De forma a atenuar a situação, a Associação Pró-Maior Segurança dos Homens do Mar (APMSHM) apresentou uma proposta. Ao JPN, o mestre José Festas, presidente da associação, explica: “nós fizemos o alerta ao senhor ministro [do Mar] há uns 15 dias para a gravidade da situação. Repetimos que 30% das embarcações deviam ir ao mar e 70% deviam estar paradas. Se nós tivermos 70% das embarcações paradas, as outras 30% vão apanhar peixe que é efetivamente vendido. Esse peixe dá dinheiro”. Para além disto, o mestre explica que a medida permite que haja “pescadores em casa, de retaguarda”.

José Festas confirma a “gravidade” da situação, reforçando ainda a especificidade do setor da pesca, dado o perigo de andar ao mar: “nós quando corremos o risco, tem de ser por uma coisa boa”.

O presidente da associação denuncia ainda que, “por falta de uma reunião”, a Direção-Geral de Recursos Naturais, Segurança e Serviços Marítimos ainda não pagou três meses de Fundo de Compensação Salarial aos pescadores que se candidataram em setembro.
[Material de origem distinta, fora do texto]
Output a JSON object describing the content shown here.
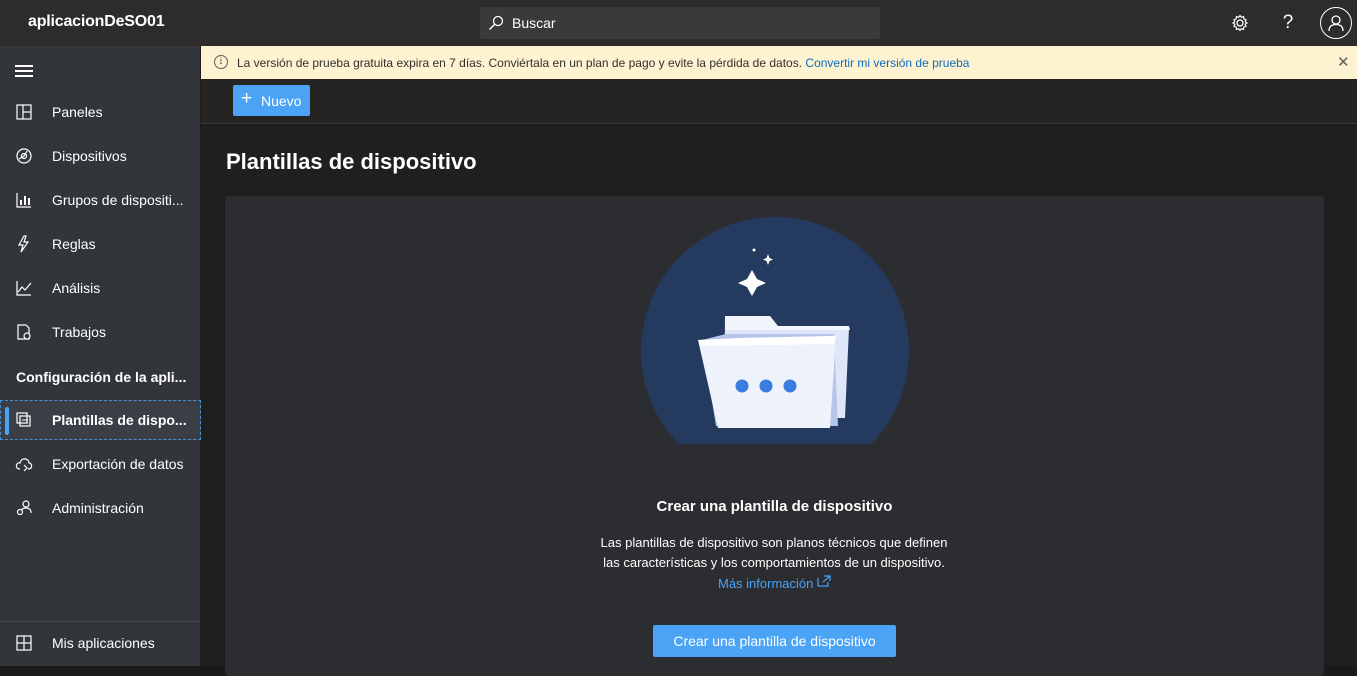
{
  "header": {
    "app_title": "aplicacionDeSO01",
    "search_placeholder": "Buscar",
    "help_label": "?"
  },
  "banner": {
    "message": "La versión de prueba gratuita expira en 7 días. Conviértala en un plan de pago y evite la pérdida de datos.",
    "link_label": "Convertir mi versión de prueba",
    "close_label": "✕"
  },
  "sidebar": {
    "items": [
      {
        "label": "Paneles",
        "icon": "dashboard-icon"
      },
      {
        "label": "Dispositivos",
        "icon": "devices-icon"
      },
      {
        "label": "Grupos de dispositi...",
        "icon": "device-groups-icon"
      },
      {
        "label": "Reglas",
        "icon": "rules-icon"
      },
      {
        "label": "Análisis",
        "icon": "analytics-icon"
      },
      {
        "label": "Trabajos",
        "icon": "jobs-icon"
      }
    ],
    "section_title": "Configuración de la apli...",
    "config_items": [
      {
        "label": "Plantillas de dispo...",
        "icon": "device-templates-icon",
        "active": true
      },
      {
        "label": "Exportación de datos",
        "icon": "data-export-icon"
      },
      {
        "label": "Administración",
        "icon": "administration-icon"
      }
    ],
    "footer_item": {
      "label": "Mis aplicaciones",
      "icon": "my-apps-icon"
    }
  },
  "toolbar": {
    "new_label": "Nuevo"
  },
  "main": {
    "page_title": "Plantillas de dispositivo",
    "empty_state": {
      "title": "Crear una plantilla de dispositivo",
      "description_line1": "Las plantillas de dispositivo son planos técnicos que definen",
      "description_line2": "las características y los comportamientos de un dispositivo.",
      "link_label": "Más información",
      "button_label": "Crear una plantilla de dispositivo"
    }
  },
  "colors": {
    "accent": "#4aa3f5",
    "banner_bg": "#fdf3d0",
    "topbar_bg": "#2d2c2b",
    "sidebar_bg": "#32363b"
  }
}
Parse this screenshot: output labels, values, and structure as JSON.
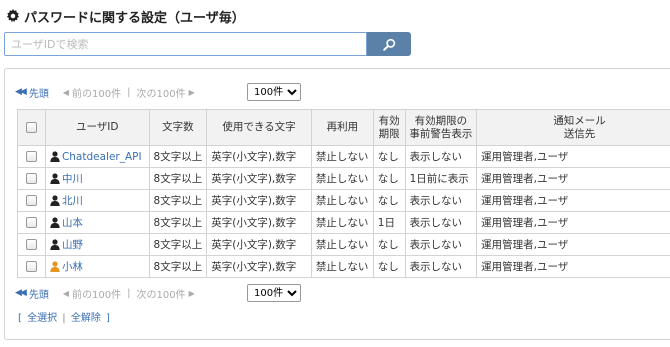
{
  "header": {
    "title": "パスワードに関する設定（ユーザ毎）",
    "icon": "gear-icon"
  },
  "search": {
    "placeholder": "ユーザIDで検索",
    "value": "",
    "button_icon": "search-icon"
  },
  "pager": {
    "first": "先頭",
    "prev": "前の100件",
    "sep": "|",
    "next": "次の100件",
    "per_page": "100件"
  },
  "table": {
    "headers": {
      "user_id": "ユーザID",
      "length": "文字数",
      "chars": "使用できる文字",
      "reuse": "再利用",
      "expiry_1": "有効",
      "expiry_2": "期限",
      "warning_1": "有効期限の",
      "warning_2": "事前警告表示",
      "notify_1": "通知メール",
      "notify_2": "送信先"
    },
    "rows": [
      {
        "user_id": "Chatdealer_API",
        "length": "8文字以上",
        "chars": "英字(小文字),数字",
        "reuse": "禁止しない",
        "expiry": "なし",
        "warning": "表示しない",
        "notify": "運用管理者,ユーザ",
        "icon_color": "#222222"
      },
      {
        "user_id": "中川",
        "length": "8文字以上",
        "chars": "英字(小文字),数字",
        "reuse": "禁止しない",
        "expiry": "なし",
        "warning": "1日前に表示",
        "notify": "運用管理者,ユーザ",
        "icon_color": "#222222"
      },
      {
        "user_id": "北川",
        "length": "8文字以上",
        "chars": "英字(小文字),数字",
        "reuse": "禁止しない",
        "expiry": "なし",
        "warning": "表示しない",
        "notify": "運用管理者,ユーザ",
        "icon_color": "#222222"
      },
      {
        "user_id": "山本",
        "length": "8文字以上",
        "chars": "英字(小文字),数字",
        "reuse": "禁止しない",
        "expiry": "1日",
        "warning": "表示しない",
        "notify": "運用管理者,ユーザ",
        "icon_color": "#222222"
      },
      {
        "user_id": "山野",
        "length": "8文字以上",
        "chars": "英字(小文字),数字",
        "reuse": "禁止しない",
        "expiry": "なし",
        "warning": "表示しない",
        "notify": "運用管理者,ユーザ",
        "icon_color": "#222222"
      },
      {
        "user_id": "小林",
        "length": "8文字以上",
        "chars": "英字(小文字),数字",
        "reuse": "禁止しない",
        "expiry": "なし",
        "warning": "表示しない",
        "notify": "運用管理者,ユーザ",
        "icon_color": "#e6961e"
      }
    ]
  },
  "selection": {
    "open": "[",
    "select_all": "全選択",
    "pipe": "|",
    "deselect_all": "全解除",
    "close": "]"
  },
  "colors": {
    "link": "#3a6fb5",
    "search_button": "#5b81a9",
    "header_bg": "#f2f2f2"
  }
}
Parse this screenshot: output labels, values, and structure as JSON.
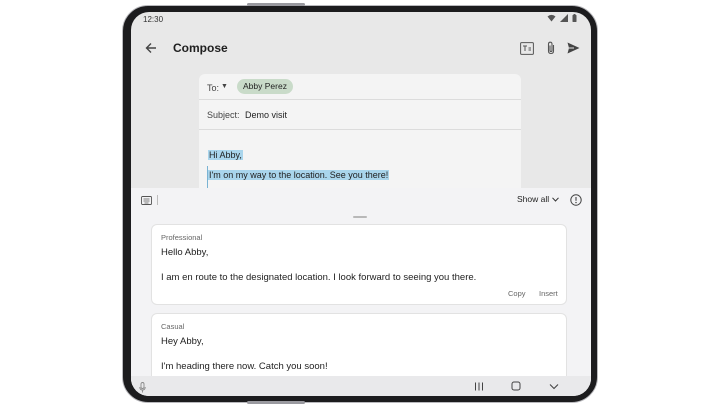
{
  "status_bar": {
    "time": "12:30"
  },
  "app_bar": {
    "title": "Compose"
  },
  "compose": {
    "to_label": "To:",
    "recipient": "Abby Perez",
    "subject_label": "Subject:",
    "subject_value": "Demo visit",
    "body_line_1": "Hi Abby,",
    "body_line_2": "I'm on my way to the location. See you there!"
  },
  "panel": {
    "show_all_label": "Show all",
    "suggestions": [
      {
        "style": "Professional",
        "greeting": "Hello Abby,",
        "text": "I am en route to the designated location. I look forward to seeing you there.",
        "copy_label": "Copy",
        "insert_label": "Insert"
      },
      {
        "style": "Casual",
        "greeting": "Hey Abby,",
        "text": "I'm heading there now. Catch you soon!"
      }
    ]
  },
  "colors": {
    "selection": "#a9d5ec",
    "chip": "#c9dbc9",
    "screen_bg": "#e8e8e8",
    "panel_bg": "#f3f3f5"
  }
}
José Freitas afirma que isto equivale a um valor de 700 a 1000 euros por tripulante, dinheiro que, “neste momento, fazia muita falta”.

O JPN tentou confirmar a denúncia junto da Direção-Geral de Recursos Naturais, Segurança e Serviços Marítimos, sem sucesso até à hora de fecho deste artigo.

As soluções?

Como resposta aos alertas acerca da falta de condições, o Governo anunciou na segunda-feira a aprovação de uma linha de apoio de 2,7 milhões de euros para a “aquisição de equipamentos e materiais de proteção individual, de desinfeção, bem como de testes de despistagem do vírus”. A medida surge de forma a “contribuir para o exercício das atividades da pesca e da aquicultura em condições de segurança“, conforme está patente no site do Governo.

A Comissão Europeia anunciou também, na manhã desta quinta-feira (2), a mobilização de recursos para fazer frente aos danos do coronavírus no setor da pesca. No comunicado confirma-se a flexibilização do Fundo Europeu dos Assuntos Marítimos e das Pescas (FEAMP) de forma a apoiar a atividade.

Anúncios que trazem na rede segurança nenhuma para os homens do mar. Os pescadores sentem “receio”, sublinha José Festas, estão “por sua conta”, nas palavras do mestre Jaime, “abandonados à sorte”, como se sente Josué Coentrão. Resta a (boa) esperança destes que tentam, a todo o custo, ultrapassar a tormenta até que a tempestade, um dia, passe.